Вот только было тревожно оттого, что Диана так мало говорит, ведь обычно она предлагает множество версий, даже если не придерживается никакой конкретной точки зрения. Еще больше тревожило, что сестра сидит почти неподвижно, а не озирается вокруг, примечая, что бы поправить или переставить, потому что Диана — натура деятельная и не может просто так сидеть и разговаривать.

— Пэтти, я должна тебе рассказать то, что слышала собственными ушами. Я сначала вообще не хотела ничего тебе говорить, потому что это конечно же неправда. Но ты мать, и тебе следует быть в курсе и… черт, не знаю, просто ты должна знать.

— Говори.

— Играл ли Бен когда-нибудь с сестрами так, чтобы это выглядело подозрительно?

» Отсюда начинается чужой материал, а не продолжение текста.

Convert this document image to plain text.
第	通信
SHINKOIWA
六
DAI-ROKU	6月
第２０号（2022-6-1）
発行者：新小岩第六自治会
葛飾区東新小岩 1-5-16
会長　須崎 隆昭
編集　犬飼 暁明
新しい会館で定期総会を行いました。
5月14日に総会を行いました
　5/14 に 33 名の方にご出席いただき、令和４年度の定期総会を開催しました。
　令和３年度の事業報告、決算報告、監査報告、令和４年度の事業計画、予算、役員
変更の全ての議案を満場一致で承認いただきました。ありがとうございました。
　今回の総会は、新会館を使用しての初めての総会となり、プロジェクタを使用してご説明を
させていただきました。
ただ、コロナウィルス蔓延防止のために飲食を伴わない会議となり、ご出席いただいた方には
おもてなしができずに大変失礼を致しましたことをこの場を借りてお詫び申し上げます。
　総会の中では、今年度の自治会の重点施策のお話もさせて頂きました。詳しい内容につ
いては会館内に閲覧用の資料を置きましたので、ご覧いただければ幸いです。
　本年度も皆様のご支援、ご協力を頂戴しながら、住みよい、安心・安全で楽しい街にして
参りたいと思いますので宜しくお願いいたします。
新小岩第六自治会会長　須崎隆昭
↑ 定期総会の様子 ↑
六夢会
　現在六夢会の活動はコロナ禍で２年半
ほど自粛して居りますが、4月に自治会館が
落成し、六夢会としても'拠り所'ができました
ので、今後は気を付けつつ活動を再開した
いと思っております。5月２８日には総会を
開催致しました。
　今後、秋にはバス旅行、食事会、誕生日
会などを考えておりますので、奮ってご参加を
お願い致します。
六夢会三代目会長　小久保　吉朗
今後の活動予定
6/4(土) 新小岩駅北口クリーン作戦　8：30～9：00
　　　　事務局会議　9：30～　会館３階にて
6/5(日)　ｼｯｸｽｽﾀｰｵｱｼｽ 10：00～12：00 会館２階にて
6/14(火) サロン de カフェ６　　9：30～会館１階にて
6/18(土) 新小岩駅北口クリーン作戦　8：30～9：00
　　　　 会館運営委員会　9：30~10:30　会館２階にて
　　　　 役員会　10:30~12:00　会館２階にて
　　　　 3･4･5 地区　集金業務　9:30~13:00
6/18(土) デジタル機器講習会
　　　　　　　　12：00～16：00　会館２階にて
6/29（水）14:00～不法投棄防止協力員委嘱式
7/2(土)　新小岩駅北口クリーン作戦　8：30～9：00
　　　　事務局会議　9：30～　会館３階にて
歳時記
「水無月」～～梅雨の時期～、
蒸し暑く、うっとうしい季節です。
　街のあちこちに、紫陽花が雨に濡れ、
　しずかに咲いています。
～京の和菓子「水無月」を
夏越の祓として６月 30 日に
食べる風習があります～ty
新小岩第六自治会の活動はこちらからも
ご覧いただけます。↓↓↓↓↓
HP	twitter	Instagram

Пэтти молча смотрела на Диану, не понимая, о чем она толкует.

— Так, чтобы люди могли заподозрить… сексуальные намерения?

Пэтти чуть не задохнулась:

— Он их ненавидит! — Она удивилась облегчению, с которым это произнесла. — Он старается общаться с ними как можно меньше.

Диана прикурила следующую сигарету, коротко кивнула:

— Это хорошо. Но это не все. Одна приятельница рассказала мне, что ходят слухи, будто кто-то жалуется на поведение Бена в школе. Несколько девочек из начальных классов, ровесницы Мишель, сказали, что целовались с ним, а он вроде бы то ли трогал их, то ли еще что. Может, и того хуже. То, о чем я слышала, — это еще хуже.

— Бен?! Ты понимаешь, что это полная чушь!

Пэтти подскочила, не зная, что делать с ногами, куда девать руки. Она дернулась направо, потом налево, как потерявшаяся собака, и тяжело опустилась обратно на стул. Ремень, удерживавший ножки, лопнул.